Sensorium 360° is an exhibition of Southeast Asian and Asian contemporary art that calls upon the complexity of the human senses, and explores how sensory experiences locate us in understanding the world and knowing the self. While the five senses of sight, hearing, taste, touch and smell are the most commonly known, other identified senses include the ability to detect movement, pain, balance and even time. Oft taken for granted, these physiological capacities are indispensable in enabling us to apprehend the world within and without – taking in its pleasures and pains, even as we absorb data and information.
What is a sense?
And the visit was certainly a feast for the senses - our two boys definitely thought so, as they bounded from room to room and enjoyed one exhibit after another. For instance, 2-year-old E really enjoyed the Continuum of Consciousness by Linda Solay. The exhibit comprises a single column of crystal glasses collected by Solay and her family during the war. This was the centrepiece of a large dark room which E enjoyed visiting.
I was surprised that my 2-year-old simply sat on a bench for more than
5 minutes at one stretch just admiring the crystal column.
Another dark room experience was one entitled Cage, presented by artist Li Hui. The numerous green laser lights shing throughout the room were a fascination to many, including myself. I could almost imagine being entrapped in a "cage" of laser lights!
The virtual "cage" of lights.

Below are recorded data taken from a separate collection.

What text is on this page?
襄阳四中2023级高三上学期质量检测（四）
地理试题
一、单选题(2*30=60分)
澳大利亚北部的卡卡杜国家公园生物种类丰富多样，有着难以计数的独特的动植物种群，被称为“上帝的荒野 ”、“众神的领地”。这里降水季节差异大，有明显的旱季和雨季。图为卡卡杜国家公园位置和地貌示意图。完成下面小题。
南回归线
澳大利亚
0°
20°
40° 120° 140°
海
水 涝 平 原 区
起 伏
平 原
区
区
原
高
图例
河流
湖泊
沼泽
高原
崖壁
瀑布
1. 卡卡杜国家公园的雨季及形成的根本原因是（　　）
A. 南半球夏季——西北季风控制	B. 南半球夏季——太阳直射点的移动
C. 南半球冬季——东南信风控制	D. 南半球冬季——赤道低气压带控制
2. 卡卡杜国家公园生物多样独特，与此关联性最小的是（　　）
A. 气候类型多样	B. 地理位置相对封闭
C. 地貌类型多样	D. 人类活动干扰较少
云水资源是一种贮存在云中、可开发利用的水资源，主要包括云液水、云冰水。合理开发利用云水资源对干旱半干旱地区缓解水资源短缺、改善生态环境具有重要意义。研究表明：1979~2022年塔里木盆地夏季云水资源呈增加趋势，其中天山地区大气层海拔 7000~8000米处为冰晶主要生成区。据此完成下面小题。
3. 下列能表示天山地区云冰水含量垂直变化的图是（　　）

Are we truly trapped in our little cages?
Our 4-year-old son Z was not a fan of the dark rooms, being more of a "touchy-feely" kind of boy. He did however enjoy the exhibits which incorporated more of the sense of touch.
Exploring the sense of touch.
What is in the box? Labels depict possible emotions that you may feel
once you put your hand in the box. Do you dare to accept the challenge? 
Then there were the lovely scented exhibits which brought us into different places just through the sense of smell.

Anyone fancy a fresh whiff of the ocean or the comforting scent of a champagne in the evening?
Getting hungry? Allow the sense of taste of overwhelm you. Vietnamese artist Bui Cong Khanh explores the provenance of Hoi An Chicken Rice in Vietnam, telling the story of how early Chinese immigrants to Vietnam brought in a dish previously known as Hainanese Chicken Rice, and how this eventually evolved into a local Vietnamese version.
The globalisation of food and culture in Hoi An, Vietnam
A particularly interesting exhibit was one by Goldie Poblador, who attempted to connect the senses of sound and smell. Our boys particularly enjoyed the music of La Paloma, while imbibing fragrances pleasing to the senses.

Our little musician deep in concentration.
One of the most enjoyable exhibits was entitled Twinning Machine 4.0 by Tad Ermitano. A camera captures the image of the audience, and this is then projected onto a screen to form a type of "anti-mirror".
A rather interesting experience to watch a reflected image of yourself appearing on the screen
moments after you carry out the action - experiencing a kind of time delay effect.
Arguably we are certain that the boys enjoyed the breast exhibit best! This unique display, by Thai artist Pinaree Sanpitak, is meant to simulate the intimate bonds forged between mother and child during a baby's early stages, during which he or she suckles at the breast for nourishment and comfort. 
2-year-old E jumps from "breast" to "breast". Made of organza, the rotund soft sculptures
were the perfect playground for our two boys.
Mummy shares an intimate moment with the boys.
Brothers at play.
In all, Sensorium 360° was a fantastic experience for the entire family. There's so much to learn for the children (although we felt that they seemed to have more fun than actually partake in the learning per se). As for the adults, there were special moments when we were able to immerse ourselves into the exhibits and allow our senses to take over. Truly a feast!
Two contented children at the end of the day!